The construction sector is responsible for a large amount of pollution due to its high energy consumption during extraction and transportation of raw materials. Paradoxically, this offers the construction sector a unique opportunity to notably decrease its negative environmental impact. More and more industrial halls are built due to an increase in online shopping and the subsequent need for the distribution of consumer goods. However, the current inefficiency in shadow cost reductions of main load bearing elements presents a problem for the decrease in harmful emissions as a consequence of construction.

Shadow costs associated with structural elements decrease as a result of reuse. Connection types have been identified as the most influential factor for reusability. Therefore, a connection reusability factor was developed which was given according to four material independent criteria.

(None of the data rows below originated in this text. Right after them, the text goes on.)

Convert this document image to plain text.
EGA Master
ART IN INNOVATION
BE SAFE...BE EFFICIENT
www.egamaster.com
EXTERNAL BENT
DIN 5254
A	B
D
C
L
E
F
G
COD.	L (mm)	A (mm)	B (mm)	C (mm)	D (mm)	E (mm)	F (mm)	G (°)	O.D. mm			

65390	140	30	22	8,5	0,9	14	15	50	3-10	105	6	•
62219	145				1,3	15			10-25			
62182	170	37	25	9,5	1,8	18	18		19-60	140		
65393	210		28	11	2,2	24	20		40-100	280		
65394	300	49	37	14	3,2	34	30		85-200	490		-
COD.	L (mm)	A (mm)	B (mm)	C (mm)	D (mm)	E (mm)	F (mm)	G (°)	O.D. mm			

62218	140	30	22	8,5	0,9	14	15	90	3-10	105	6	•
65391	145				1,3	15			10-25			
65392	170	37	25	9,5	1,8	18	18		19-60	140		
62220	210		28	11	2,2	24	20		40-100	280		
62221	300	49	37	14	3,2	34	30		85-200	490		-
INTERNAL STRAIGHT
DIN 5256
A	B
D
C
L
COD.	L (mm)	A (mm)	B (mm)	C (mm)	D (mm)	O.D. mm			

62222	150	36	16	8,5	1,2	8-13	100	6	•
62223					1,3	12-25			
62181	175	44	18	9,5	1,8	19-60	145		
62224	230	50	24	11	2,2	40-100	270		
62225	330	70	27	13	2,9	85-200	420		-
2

Subsequently, a corrected shadow cost (CSC) can be calculated by multiplication of this reusability factor with the original ECI. However, this method is experimental and is not sufficiently corroborated by relevant literature yet.

A parametric model of an industrial hall was constructed in Dynamo which could be optimized using a genetic algorithm in Autodesk generative design in order to minimize the shadow costs of the design. No biogenic carbon storage was accounted for during these optimizations and only single span hinged construction elements were assessed. Furthermore, all designs were assumed to be located in a rural part of Dutch wind zone II and no fire protection measures were accounted for in the ECI or price of the designs.

Based on these assumptions, several conclusions could be drawn from the optimization of an arbitrary hall and two case studies. For the boundary conditions that were selected for the arbitrary hall, steel elements performed best with regard to the total ECI value as well as the corrected shadow costs. Contrary to popular belief, timber elements performed best in terms of price. A combination of both materials therefore has a high probability of resulting in the most cost effective ECI optimization. The results from the first case study indicate that the ECI of an existing hall could be reduced by 16 % as a result of the optimization methodology as presented in this thesis. The second case study was not accurately comparable enough to the optimized hall as a result of large differences in the connection types that were used.

The results that are presented in this thesis are based on specific loads, connection types and boundary conditions and configuration of the halls. The conclusions that are drawn in this thesis are therefore only valid in case similar halls with similar boundary and load conditions are assessed.